Предметов для общего интереса могло быть немало, мы можем о некоторых догадаться и по современному, общехристианскому, опыту: и бытовые мелочи, связанные с богослужением, и книги (вспомним, что оригинальная литература Руси, даже церковная, носила остро-злободневный характер), и общение с опытными старцами. Общение на подобной почве о одновременно и вовлекало уже в круг относительно узких, специфически церковных вопросов, и оставляло большую духовную свободу, приоткрывало путь дальше, в, как кажется снаружи, элитарные, замкнутые христианские круги, какими тогда были монастыри.

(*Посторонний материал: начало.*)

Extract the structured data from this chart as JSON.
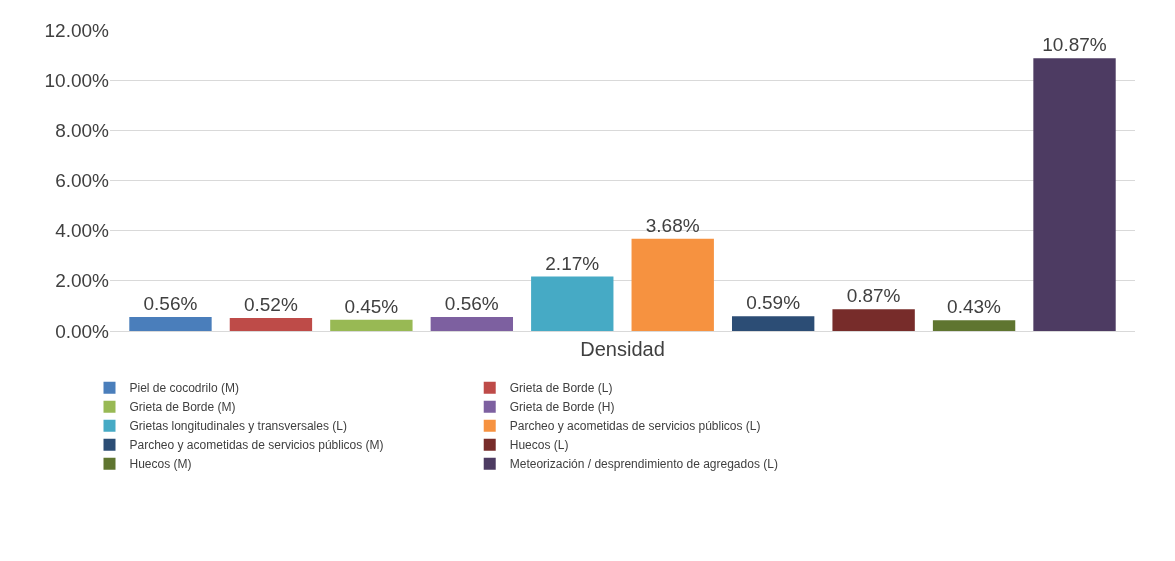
{
  "chart_data": {
    "type": "bar",
    "categories": [
      "Densidad"
    ],
    "series": [
      {
        "name": "Piel de cocodrilo (M)",
        "color": "#4a7ebb",
        "values": [
          0.56
        ],
        "value_labels": [
          "0.56%"
        ]
      },
      {
        "name": "Grieta de Borde (L)",
        "color": "#be4b48",
        "values": [
          0.52
        ],
        "value_labels": [
          "0.52%"
        ]
      },
      {
        "name": "Grieta de Borde (M)",
        "color": "#98b954",
        "values": [
          0.45
        ],
        "value_labels": [
          "0.45%"
        ]
      },
      {
        "name": "Grieta de Borde (H)",
        "color": "#7d60a0",
        "values": [
          0.56
        ],
        "value_labels": [
          "0.56%"
        ]
      },
      {
        "name": "Grietas longitudinales y transversales (L)",
        "color": "#46aac5",
        "values": [
          2.17
        ],
        "value_labels": [
          "2.17%"
        ]
      },
      {
        "name": "Parcheo y acometidas de servicios públicos (L)",
        "color": "#f69240",
        "values": [
          3.68
        ],
        "value_labels": [
          "3.68%"
        ]
      },
      {
        "name": "Parcheo y acometidas de servicios públicos (M)",
        "color": "#2c4d75",
        "values": [
          0.59
        ],
        "value_labels": [
          "0.59%"
        ]
      },
      {
        "name": "Huecos (L)",
        "color": "#772c2a",
        "values": [
          0.87
        ],
        "value_labels": [
          "0.87%"
        ]
      },
      {
        "name": "Huecos (M)",
        "color": "#5f7530",
        "values": [
          0.43
        ],
        "value_labels": [
          "0.43%"
        ]
      },
      {
        "name": "Meteorización / desprendimiento de agregados (L)",
        "color": "#4d3b62",
        "values": [
          10.87
        ],
        "value_labels": [
          "10.87%"
        ]
      }
    ],
    "ylim": [
      0,
      12
    ],
    "yticks": [
      {
        "value": 0,
        "label": "0.00%"
      },
      {
        "value": 2,
        "label": "2.00%"
      },
      {
        "value": 4,
        "label": "4.00%"
      },
      {
        "value": 6,
        "label": "6.00%"
      },
      {
        "value": 8,
        "label": "8.00%"
      },
      {
        "value": 10,
        "label": "10.00%"
      },
      {
        "value": 12,
        "label": "12.00%"
      }
    ],
    "grid": "y",
    "legend": "bottom"
  }
}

Действительно ли у Козьмы были такие знакомые? Во-первых, судя по житию, он не был ни угрюмым, ни замкнутым человеком, радовался и охотно принимал всякого, приходившего к нему за духовной беседой или по делу. Во-вторых, хотя точно назвать по имени тех давно забытых людей мы не можем, но два намека на то, что он не был одинок в своем стремлении к Богу, что постриг не был вызовом всей его прежней жизни и обычаям. Одно — это упоминание о благочестии его родителей, которые и формировали его характер в детстве, и, во-вторых, рассказ о жене боярина Тимофея, взявшей под защиту игумена Стефана и, очевидно, более ревностной христианке, чем муж.